ГОРЯЧИЕ МЯСНЫЕ БЛЮДА
Лумис уже ничего не думал. Вокруг вершилась мясорубка. Благо наблюдал он ее через красивые экраны. Он ничего не мог поделать с гусеничной техникой, бессмысленно выписывающей пируэты вокруг, но что он делал с пехотой! У двуствольного пулемета была бешеная скорострельность – людей он резал пополам и всегда, всегда попадал. Куда они только не пытались спрятаться. Правда, теперь появился шумовой фон: магнитная защита почти все время находилась на блокировке, а посему часто по корпусу его машины шелестели бессмысленные иглометные заряды. А однажды рванула ручная граната – наверное, противопехотная, – ничего не случилось, просто резануло по ушам, и все. Машина постоянно перемешалась, специально, они боялись самоходных минометов, которые могли быть у наступающих. Да еще Каро то и дело дергал вездеход в сторону, не мог по своей интеллигентности наезжать на трупы.
Наконец все кончилось: и патроны, и люди, им предназначенные, – все сразу.
– Трогай назад! – заорал Лумис. Руки у него тряслись, еще никогда он не убивал столько народу за один заход.
А эти придурки в броневиках все никак не могли решить, куда им направляться без пехоты: вперед или назад? Только когда колдовская машина забралась на холм и уже почти скрылась, а рядом с ней вырисовалась копия-близнец, они очухались. И на раненых своих, корчащихся на поле брани, им стало абсолютно наплевать.
«Лицо в норму! Привести лицо в норму! – приказал себе Лумис. – Сейчас придется показаться своим людям. Нужно держать лицо. Нужно быстренько заряжать новую обойму. Там, на других направлениях, возможны прорывы, и тогда все эти трупы зазря. Время, время не в нашу пользу. Какая скорость у этой „Бамбулы“? Забыл. И что там наши физики-химики, скоро ли сварганят свое страшное зеркало?»

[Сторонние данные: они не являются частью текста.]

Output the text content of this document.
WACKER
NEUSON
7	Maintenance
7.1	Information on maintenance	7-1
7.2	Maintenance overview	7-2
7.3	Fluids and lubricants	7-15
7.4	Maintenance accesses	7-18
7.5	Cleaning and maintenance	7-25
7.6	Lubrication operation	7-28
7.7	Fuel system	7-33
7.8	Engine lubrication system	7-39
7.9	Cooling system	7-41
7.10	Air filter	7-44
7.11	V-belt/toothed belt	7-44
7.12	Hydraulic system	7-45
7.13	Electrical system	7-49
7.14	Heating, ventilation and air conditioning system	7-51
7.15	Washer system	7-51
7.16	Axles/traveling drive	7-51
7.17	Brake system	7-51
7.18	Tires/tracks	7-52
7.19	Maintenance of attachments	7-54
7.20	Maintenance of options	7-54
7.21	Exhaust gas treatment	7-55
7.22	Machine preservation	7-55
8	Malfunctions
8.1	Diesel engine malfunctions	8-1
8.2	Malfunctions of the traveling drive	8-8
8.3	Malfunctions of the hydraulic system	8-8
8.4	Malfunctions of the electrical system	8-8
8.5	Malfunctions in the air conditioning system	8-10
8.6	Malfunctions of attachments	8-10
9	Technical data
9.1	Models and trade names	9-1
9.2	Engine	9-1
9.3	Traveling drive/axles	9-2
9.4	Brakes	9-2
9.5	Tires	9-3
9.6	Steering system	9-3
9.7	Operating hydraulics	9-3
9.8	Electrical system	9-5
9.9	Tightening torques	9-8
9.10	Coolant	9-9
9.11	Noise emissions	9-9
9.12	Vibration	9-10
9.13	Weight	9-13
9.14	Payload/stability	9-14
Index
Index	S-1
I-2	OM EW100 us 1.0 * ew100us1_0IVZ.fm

– Каро, сколько времени шел бой? – заорал он как безумный.
– У вас хронометр на мониторе, он все отмечает автоматически, – голос у Каро стеклянный.

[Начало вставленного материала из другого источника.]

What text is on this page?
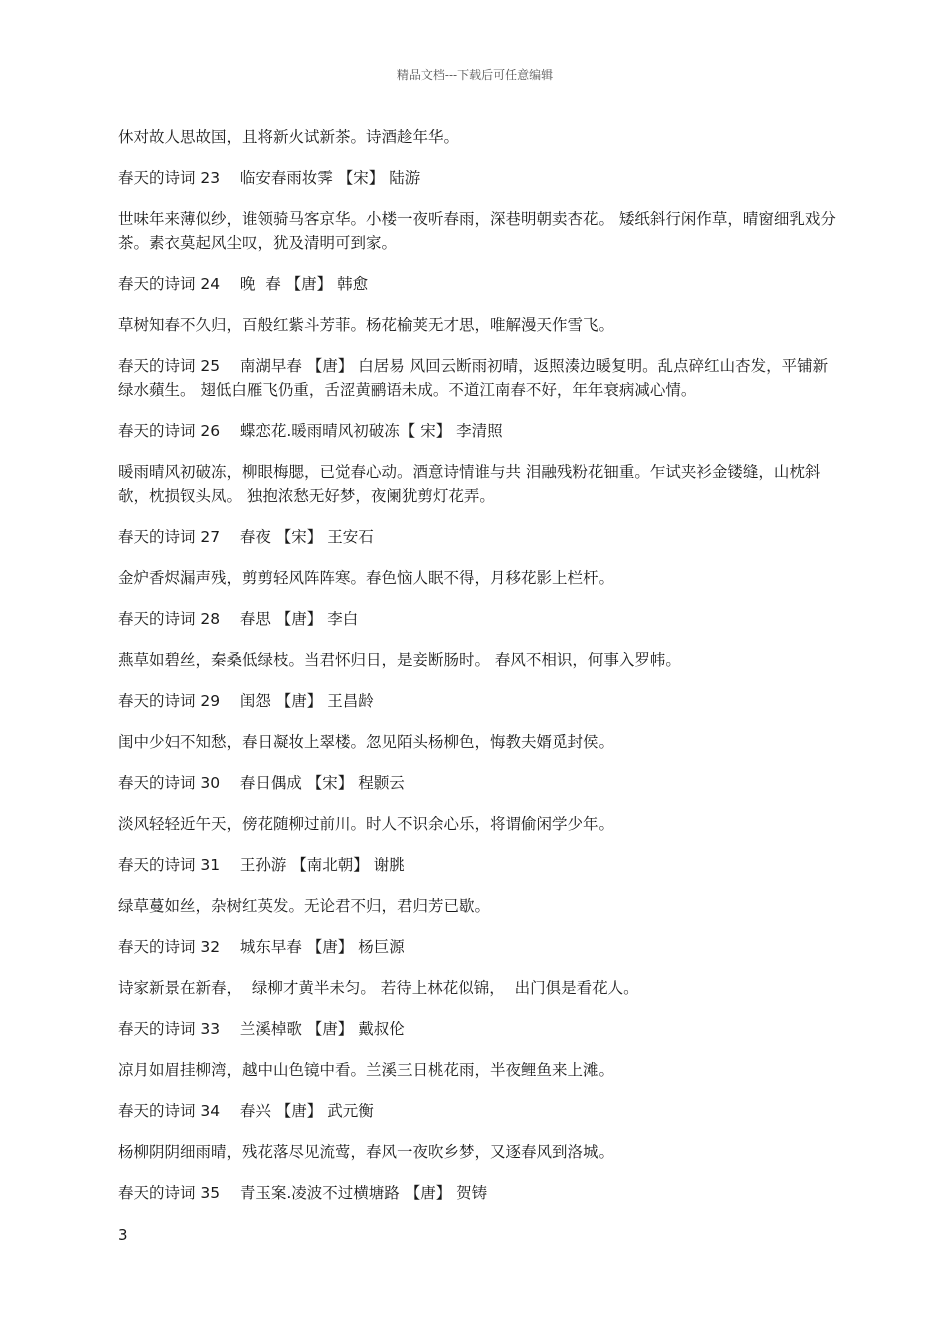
精品文档---下载后可任意编辑

休对故人思故国，且将新火试新茶。诗酒趁年华。

春天的诗词 23    临安春雨妆霁 【宋】 陆游

世味年来薄似纱，谁领骑马客京华。小楼一夜听春雨，深巷明朝卖杏花。 矮纸斜行闲作草，晴窗细乳戏分茶。素衣莫起风尘叹，犹及清明可到家。

春天的诗词 24    晚  春 【唐】 韩愈

草树知春不久归，百般红紫斗芳菲。杨花榆荚无才思，唯解漫天作雪飞。

春天的诗词 25    南湖早春 【唐】 白居易 风回云断雨初晴，返照湊边暖复明。乱点碎红山杏发，平铺新绿水蘋生。 翅低白雁飞仍重，舌涩黄鹂语未成。不道江南春不好，年年衰病减心情。

春天的诗词 26    蝶恋花.暖雨晴风初破冻【 宋】 李清照

暖雨晴风初破冻，柳眼梅腮，已觉春心动。酒意诗情谁与共 泪融残粉花钿重。乍试夹衫金镂缝，山枕斜欹，枕损钗头凤。 独抱浓愁无好梦，夜阑犹剪灯花弄。

春天的诗词 27    春夜 【宋】 王安石

金炉香烬漏声残，剪剪轻风阵阵寒。春色恼人眠不得，月移花影上栏杆。

春天的诗词 28    春思 【唐】 李白

燕草如碧丝，秦桑低绿枝。当君怀归日，是妾断肠时。 春风不相识，何事入罗帏。

春天的诗词 29    闺怨 【唐】 王昌龄

闺中少妇不知愁，春日凝妆上翠楼。忽见陌头杨柳色，悔教夫婿觅封侯。

春天的诗词 30    春日偶成 【宋】 程颢云

淡风轻轻近午天，傍花随柳过前川。时人不识余心乐，将谓偷闲学少年。

春天的诗词 31    王孙游 【南北朝】 谢朓

绿草蔓如丝，杂树红英发。无论君不归，君归芳已歇。

春天的诗词 32    城东早春 【唐】 杨巨源

诗家新景在新春，  绿柳才黄半未匀。 若待上林花似锦，  出门俱是看花人。

春天的诗词 33    兰溪棹歌 【唐】 戴叔伦

凉月如眉挂柳湾，越中山色镜中看。兰溪三日桃花雨，半夜鲤鱼来上滩。

春天的诗词 34    春兴 【唐】 武元衡

杨柳阴阴细雨晴，残花落尽见流莺，春风一夜吹乡梦，又逐春风到洛城。

春天的诗词 35    青玉案.凌波不过横塘路 【唐】 贺铸

3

«У вас», – зауважал, паразит. «Лекцию по термодинамике не желаете?» «Видел теперь электроимпульсы свои в деле, а, доктор? Видел, как твоя теория поля в кровушку людскую перерабатывается, а, доцент-кандидат ученый? Чистоплюи, вот вам ваши формулы, к политике отношения не имеющие, вот вам теория вероятностей, круговое отклонение – в правый или левый желудочек сердца, вот в чем ваше отклонение выражается, в боль она выплескивается, в боль, неизмеримую ничем, ни киловаттами, ни децибелами, ни плотностями облаков ваших электронных. По фигу электрону вашему, внутри живого он крутится или внутри пылинки бесчувственной. И пуля для него, что туманность неизмеримой громадности, зато плотности несуществующей. Как тот астроном рассказывал, не страшна она ему нисколечко, и все равно ему, в мозгу моем он сейчас мысль по нейронам передает или летит в тартарары от рассыпавшейся на части головы моей, в ее малюсеньком осколке, к атому своему приклеенный. И не думай, господин профессор, что кончилось уже все, не надейся. Сейчас, сейчас патронами подзарядимся и „продолжение следует“, „читайте в следующем номере“, внимательно, внимательно читайте, дабы увидеть все то, что кроется между строк. И сейчас мы тебе еще клизму вставим, за то, что машину дергал – прицел мне сбивал, чистеньким хотел остаться, рученьки не замарать, колесики не испачкать. Не выйдет, дорогуша, по локоть окунемся оба, а то, что не закатал ты рукавчики, так то твои проблемы».